Phoenix police officer opposing implementation

PHOENIX – In the first courtroom showdown over Arizona’s new immigration law, an attorney for a Phoenix police officer asked a federal judge Thursday to halt the implementation of much of the statute, saying it undermines the ability of the federal government to set foreign policy.

“We have only one nation; we can only have one immigration law,” attorney Stephen Montoya argued in a courtroom packed with more than 100 spectators. “Even though the state of Arizona believes Congress is not very competent and is inept, the state of Arizona has to live with the laws of Congress.”

The law, set to take effect July 29 unless U.S. District Judge Susan Bolton stops it, requires police to investigate the immigration status of people they stop and also have reason to believe are in the country illegally. It also makes it a crime in Arizona to lack immigration documents.

Bolton took the matter under advisement after a two-hour hearing and gave no indication when she would issue a decision. She is scheduled to hear similar arguments July 22 in lawsuits filed by civil rights groups and the Obama administration.

Outside the courthouse, small groups of supporters and opponents of the law waved signs and American flags. “Adios Illegals,” read one backer’s T-shirt. Inside, both attorneys’ arguments veered smoothly from the legal to the political.

John Bouma, a lawyer for Gov.

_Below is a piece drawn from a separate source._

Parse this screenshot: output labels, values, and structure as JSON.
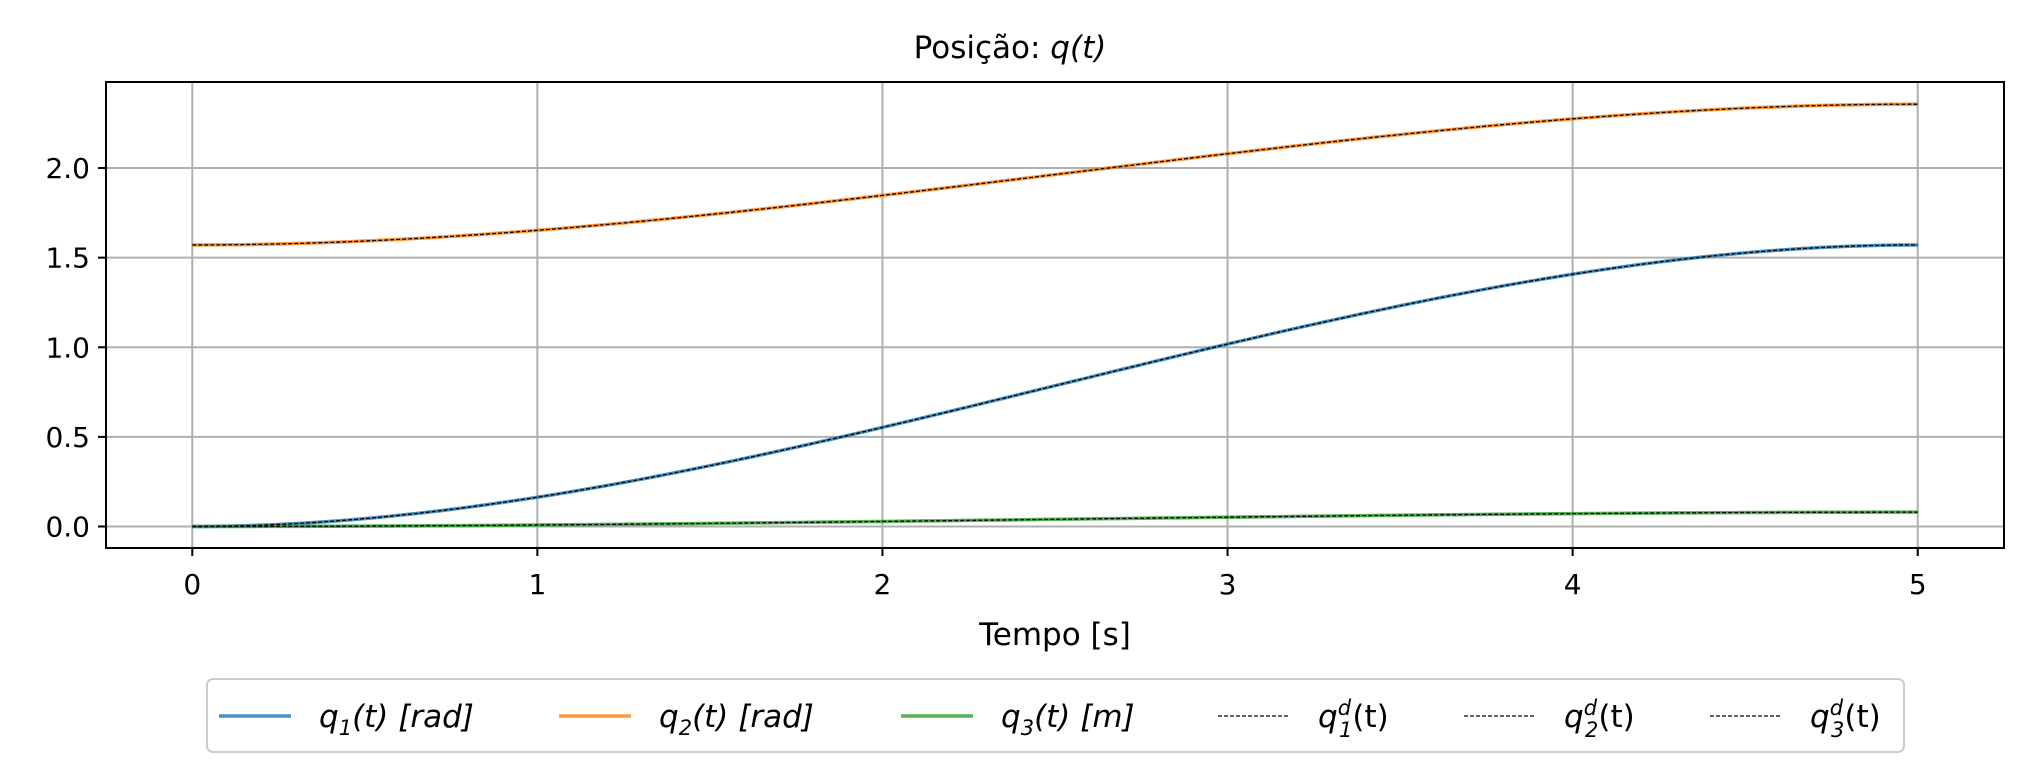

Jan Brewer, said the state wants only to help the federal government do what it has so far been unable to do: secure the border.

“There’s no reason Arizona should stand by and suffer the consequences of a broken system when Arizona has 15,000 well-trained law enforcement officers who can help the federal government fix it,” he said.

Federal courts have held that states cannot create their own immigration policies. But Bouma contended that the Arizona law, known as SB 1070, requires police to assist the federal government only by making various federal immigration crimes state offenses as well.

“The decision was made to make assisting the federal government in enforcing immigration laws a state policy rather than just a local option,” Bouma said.

Montoya scoffed at that suggestion, saying the best response to Arizona’s argument “is to laugh.” He noted that the Obama administration argues that the Arizona law will hinder the government in enforcing federal immigration regulations.